In summary, valid models in this area would be instrumental, both, for minimizing patient suffering and for maximizing the efficient allocation of resources for research. For example, children and adults are diagnosed with attention deficit hyperactivity disorder every day and prescribed medications with little or no scientific evidence as to which patient will be likely to benefit from one or the other of the two major classes of medications (methylphenidate or amphetamine) or unlikely to benefit from either medication. In the same vein, the STAR*D study—a large evaluation of depression treatment including 4041 outpatients—showed that approximately 50% of patients respond.22 In both cases, patients would greatly benefit from Predictive Analytics models predicting which treatment would be most effective (for a wide range of predictions possible based on neuroimaging data today, see Gabrieli et al.17).

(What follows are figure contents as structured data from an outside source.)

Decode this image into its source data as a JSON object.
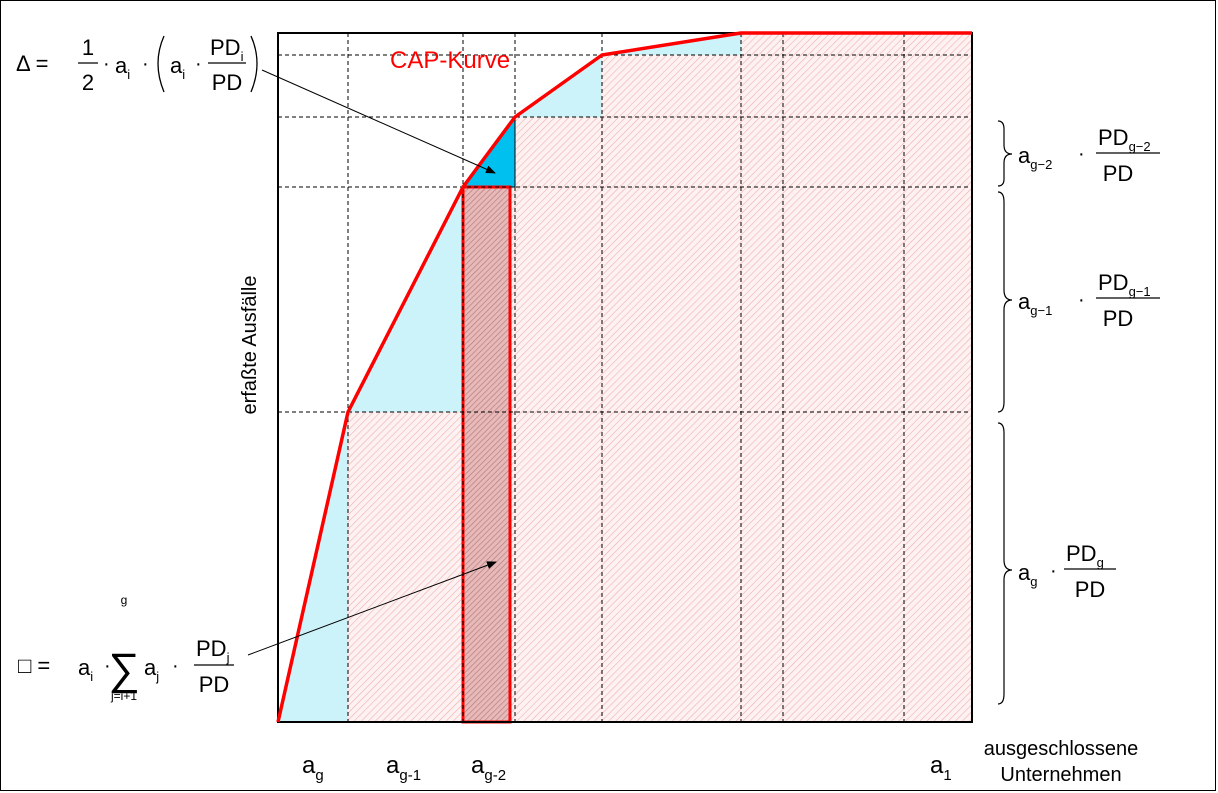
{
  "labels": {
    "curve": "CAP-Kurve",
    "y_axis": "erfaßte Ausfälle",
    "x_axis_line1": "ausgeschlossene",
    "x_axis_line2": "Unternehmen"
  },
  "x_ticks": {
    "ag": {
      "base": "a",
      "sub": "g"
    },
    "ag1": {
      "base": "a",
      "sub": "g-1"
    },
    "ag2": {
      "base": "a",
      "sub": "g-2"
    },
    "a1": {
      "base": "a",
      "sub": "1"
    }
  },
  "formula_triangle": {
    "lhs": "Δ =",
    "num": "1",
    "den": "2",
    "dot": "·",
    "a": "a",
    "i": "i",
    "pd": "PD",
    "pd_sub": "i",
    "pd_den": "PD"
  },
  "formula_rect": {
    "lhs": "□ =",
    "a": "a",
    "i": "i",
    "dot": "·",
    "sum_top": "g",
    "sum_sym": "∑",
    "sum_bottom": "j=i+1",
    "aj": "a",
    "j": "j",
    "pd": "PD",
    "pd_sub": "j",
    "pd_den": "PD"
  },
  "right_brackets": [
    {
      "a": "a",
      "sub": "g−2",
      "pd": "PD",
      "pd_sub": "g−2",
      "den": "PD"
    },
    {
      "a": "a",
      "sub": "g−1",
      "pd": "PD",
      "pd_sub": "g−1",
      "den": "PD"
    },
    {
      "a": "a",
      "sub": "g",
      "pd": "PD",
      "pd_sub": "g",
      "den": "PD"
    }
  ],
  "colors": {
    "curve": "#ff0000",
    "fill_light_blue": "#ccf2fa",
    "fill_cyan": "#00c0f0",
    "hatch": "#f2b8b8"
  }
}
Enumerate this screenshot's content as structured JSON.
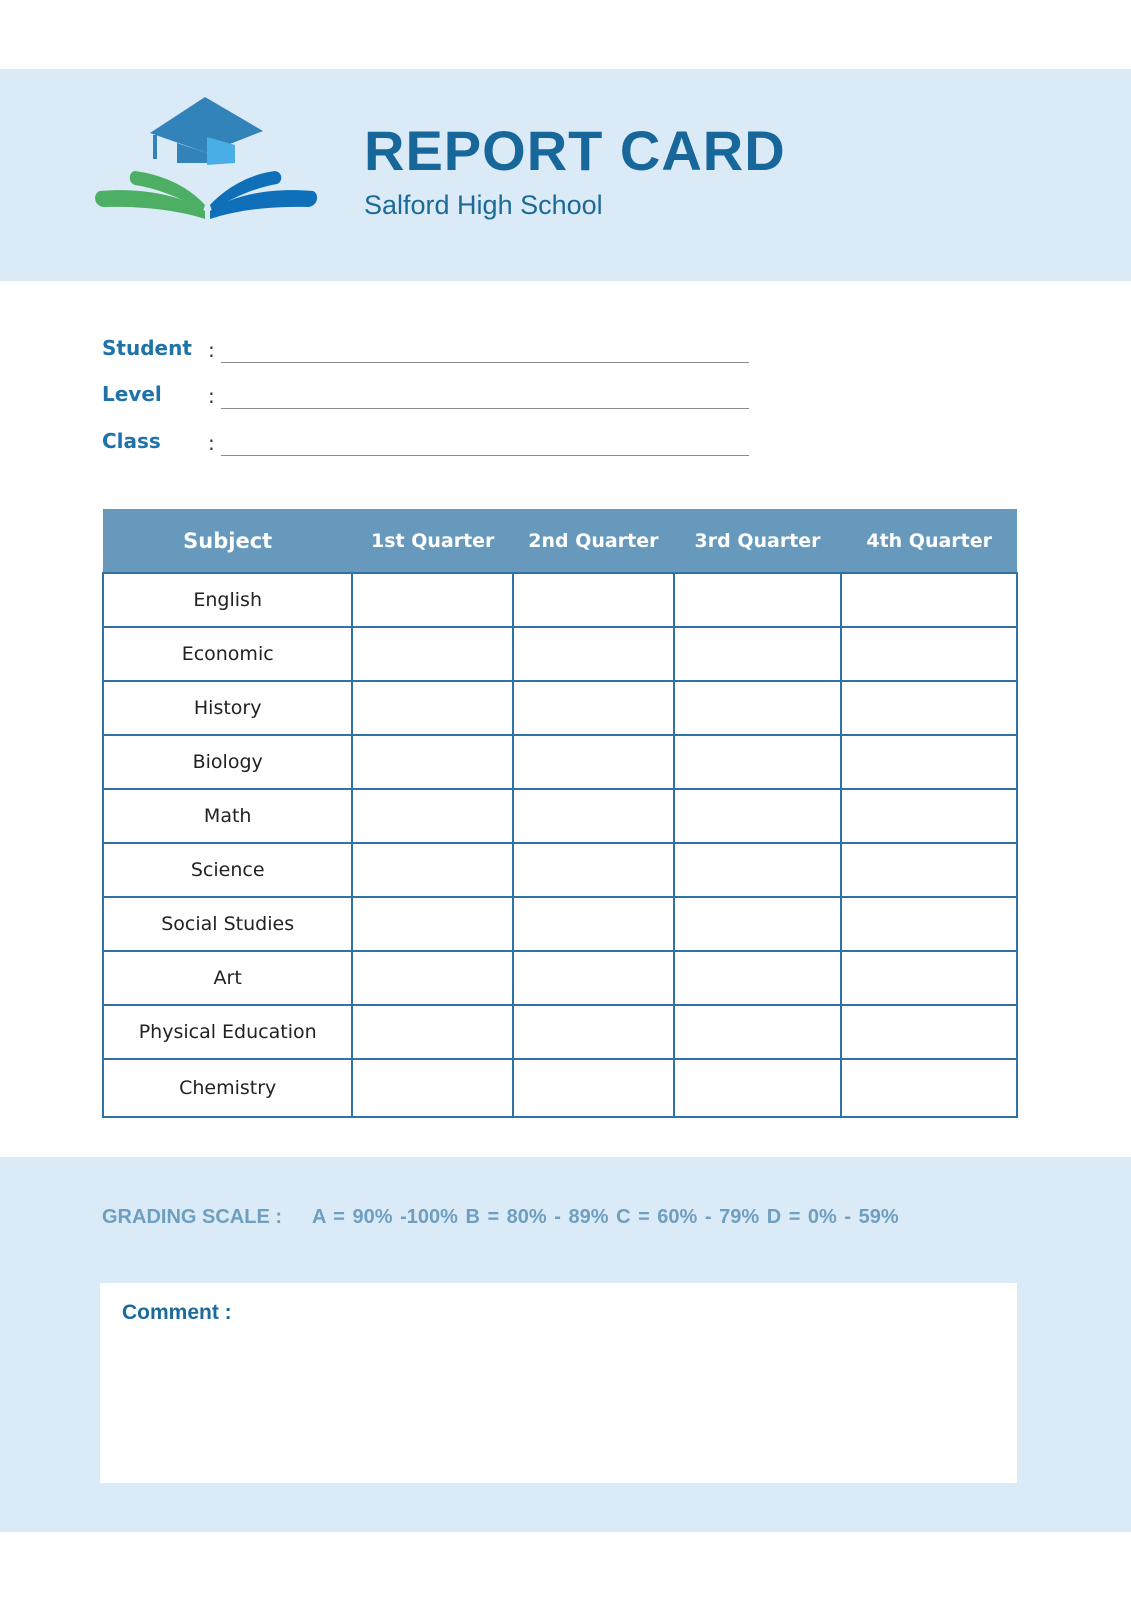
{
  "header": {
    "title": "REPORT CARD",
    "school": "Salford High School",
    "logo_icon": "graduation-cap-book-icon",
    "colors": {
      "band": "#dbeaf7",
      "title": "#17679a",
      "cap": "#3183ba",
      "green": "#4caf63",
      "blue": "#0f6fb8"
    }
  },
  "fields": [
    {
      "label": "Student",
      "colon": ":"
    },
    {
      "label": "Level",
      "colon": ":"
    },
    {
      "label": "Class",
      "colon": ":"
    }
  ],
  "table": {
    "headers": [
      "Subject",
      "1st Quarter",
      "2nd Quarter",
      "3rd Quarter",
      "4th Quarter"
    ],
    "subjects": [
      "English",
      "Economic",
      "History",
      "Biology",
      "Math",
      "Science",
      "Social Studies",
      "Art",
      "Physical Education",
      "Chemistry"
    ]
  },
  "grading": {
    "label": "GRADING SCALE :",
    "scale": "A = 90% -100%  B = 80% - 89%  C = 60% - 79%  D = 0% - 59%"
  },
  "comment": {
    "label": "Comment :"
  }
}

Against this background, predictive analytics in general and its potential applications in (mental) health have simultaneously been met with exuberant enthusiasm as well as with substantial skepticism. On the one hand, some see ‘previously unimaginable opportunities to apply machine learning to the care of individual patients’,15 prompting others to even propose ‘a shift from a search for elusive mechanisms to implementing studies that focus on predictions to help patients now’.23 On the other hand, critics have pointed out problems of an all too care-free view of predictive analytics in general and big data in particular.24 Considering the tremendous investment into big data infrastructure and predictive analytics capabilities in all areas of science and in the private sector,16 most will agree, however, that this technology—to quote a recent New York Times article24—‘is here to stay’, but that we ought to see it as ‘an important resource for anyone analyzing data, not a silver bullet’. From this, the question arises: How can we best steer the development and implementation of predictive analytics technology to effect the clinical innovations demanded by researchers and practitioners alike?

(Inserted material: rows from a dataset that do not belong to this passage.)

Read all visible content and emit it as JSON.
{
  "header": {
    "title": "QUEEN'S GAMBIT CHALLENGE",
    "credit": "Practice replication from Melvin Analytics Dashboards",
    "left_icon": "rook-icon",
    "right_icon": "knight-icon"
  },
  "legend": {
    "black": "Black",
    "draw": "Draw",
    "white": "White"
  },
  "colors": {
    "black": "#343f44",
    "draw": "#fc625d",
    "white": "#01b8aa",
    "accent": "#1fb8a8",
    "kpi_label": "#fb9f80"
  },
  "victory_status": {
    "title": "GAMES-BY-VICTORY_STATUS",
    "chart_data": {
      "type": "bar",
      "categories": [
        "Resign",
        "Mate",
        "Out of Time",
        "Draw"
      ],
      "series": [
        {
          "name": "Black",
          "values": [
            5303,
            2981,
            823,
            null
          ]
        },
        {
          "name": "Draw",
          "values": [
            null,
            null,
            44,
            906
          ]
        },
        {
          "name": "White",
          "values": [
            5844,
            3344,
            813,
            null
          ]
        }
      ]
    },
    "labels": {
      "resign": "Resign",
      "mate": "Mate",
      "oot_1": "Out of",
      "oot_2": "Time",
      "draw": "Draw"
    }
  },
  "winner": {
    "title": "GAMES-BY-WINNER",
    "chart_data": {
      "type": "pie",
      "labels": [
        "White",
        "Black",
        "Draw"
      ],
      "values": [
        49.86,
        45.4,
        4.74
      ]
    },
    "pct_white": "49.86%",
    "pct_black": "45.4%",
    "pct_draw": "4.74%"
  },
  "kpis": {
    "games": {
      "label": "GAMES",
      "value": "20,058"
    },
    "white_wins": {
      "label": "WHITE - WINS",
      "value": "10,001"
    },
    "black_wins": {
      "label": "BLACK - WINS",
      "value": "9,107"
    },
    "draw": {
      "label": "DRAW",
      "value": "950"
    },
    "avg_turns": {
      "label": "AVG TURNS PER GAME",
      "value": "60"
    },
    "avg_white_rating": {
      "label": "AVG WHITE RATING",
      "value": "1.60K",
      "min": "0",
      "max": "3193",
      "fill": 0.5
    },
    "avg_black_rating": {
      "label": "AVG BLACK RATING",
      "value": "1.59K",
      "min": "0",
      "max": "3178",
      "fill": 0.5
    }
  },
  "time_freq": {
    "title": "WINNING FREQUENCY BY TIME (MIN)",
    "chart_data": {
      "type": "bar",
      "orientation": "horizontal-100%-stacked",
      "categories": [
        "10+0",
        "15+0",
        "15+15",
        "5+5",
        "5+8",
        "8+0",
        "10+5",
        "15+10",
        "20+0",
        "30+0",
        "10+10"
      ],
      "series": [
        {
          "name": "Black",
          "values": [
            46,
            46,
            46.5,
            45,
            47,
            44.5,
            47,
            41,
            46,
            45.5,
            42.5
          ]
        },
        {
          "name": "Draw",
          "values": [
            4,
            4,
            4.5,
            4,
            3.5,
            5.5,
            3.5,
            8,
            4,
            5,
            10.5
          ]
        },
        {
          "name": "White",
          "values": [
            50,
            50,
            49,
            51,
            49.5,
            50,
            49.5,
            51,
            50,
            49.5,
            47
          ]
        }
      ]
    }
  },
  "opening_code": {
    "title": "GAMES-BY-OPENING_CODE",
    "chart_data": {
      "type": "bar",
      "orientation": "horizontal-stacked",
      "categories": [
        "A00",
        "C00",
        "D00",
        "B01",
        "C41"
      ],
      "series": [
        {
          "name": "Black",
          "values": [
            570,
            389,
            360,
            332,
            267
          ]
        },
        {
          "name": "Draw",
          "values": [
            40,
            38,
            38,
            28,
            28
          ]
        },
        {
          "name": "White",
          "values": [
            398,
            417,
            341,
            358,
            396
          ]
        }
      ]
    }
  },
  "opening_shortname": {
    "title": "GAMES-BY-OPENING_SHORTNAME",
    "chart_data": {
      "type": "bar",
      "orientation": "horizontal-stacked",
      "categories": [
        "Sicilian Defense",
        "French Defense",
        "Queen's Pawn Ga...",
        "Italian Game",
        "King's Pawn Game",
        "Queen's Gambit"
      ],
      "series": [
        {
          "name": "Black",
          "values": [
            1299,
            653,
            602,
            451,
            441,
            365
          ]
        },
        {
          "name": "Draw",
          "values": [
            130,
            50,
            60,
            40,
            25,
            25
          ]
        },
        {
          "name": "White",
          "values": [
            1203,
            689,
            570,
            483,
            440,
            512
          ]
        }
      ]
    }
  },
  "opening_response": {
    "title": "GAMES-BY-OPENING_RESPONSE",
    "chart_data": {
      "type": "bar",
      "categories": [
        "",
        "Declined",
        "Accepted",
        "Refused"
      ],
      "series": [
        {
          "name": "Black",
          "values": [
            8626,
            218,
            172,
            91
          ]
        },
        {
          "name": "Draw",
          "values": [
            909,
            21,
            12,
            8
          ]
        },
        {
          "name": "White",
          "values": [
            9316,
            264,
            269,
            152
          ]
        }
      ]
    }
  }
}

Now that evidence from initial proof-of-concept studies is accumulating in all areas—from genetics to neuroimaging, from blood-based markers to ambulatory assessments—and the approach is gaining momentum (for reviews, see refs 17, 19, 25, 26, 27, 28, 29, 30, 31), this question is particularly pressing. As the field of predictive analytics in mental health is faced with strategic choices which will have formative influence on research and clinical practice for the decades to come, we seek to move beyond the numerous descriptions and reviews of this beginning transformation of psychiatry by (1) proposing general guidelines for predictive analytics projects in psychiatry, (2) providing a conceptual introduction to the core aspects of predictive modeling technology, which distinguish predictive analytics in mental health from other areas of medicine or predictive analytics applications and (3) fostering a broad and informed discussion involving all stakeholders including researchers, clinicians, patients, funding bodies and policymakers. To this end, we will, first, provide an overview of the steps of a predictive analytics project. Secondly, we will consider the challenges that arise from the unique, multivariate and multimodal nature of mental disorders and argue that the combination of expert domain-knowledge and data integration technology is the key for overcoming, both, the conceptual and practical obstacles ahead. Finally, we will briefly discuss perspectives for the field.

Predictive analytics projects in mental health

Every predictive analytics project can be described as a series of steps aimed at ensuring the utility (that is, the validity and applicability) of the resulting model. Although this process is similar for all predictive analytics projects, numerous questions, problems and opportunities are unique to the area of mental health. The guiding questions in Box 1 are intended primarily as a means to support explicit reflection of the essential steps of a project—from defining objectives to deploying the model. Thereby, we hope to foster a broad discussion leading to common standards and procedures in the field.

Predictive analytics efforts in psychiatry parallel developments in other fields of medicine. Generally, we have witnessed a trend towards ever more precise specification of the genetic, molecular and cellular aspects of disease. This so-called precision medicine approach (for an overview, see for example, the US National Academy of Sciences report on the topic32), in many cases, led to the realization that disease entities which appear to be a single disorder actually have distinct genetic precursors and pathophysiology. For example, cancer diagnosis is—for many forms of cancer—defined by analysis of genetic variants based on which the optimal treatment can be predicted.33 While communalities are particularly obvious with regard to technology, researchers in psychiatry are also faced with rather unique challenges.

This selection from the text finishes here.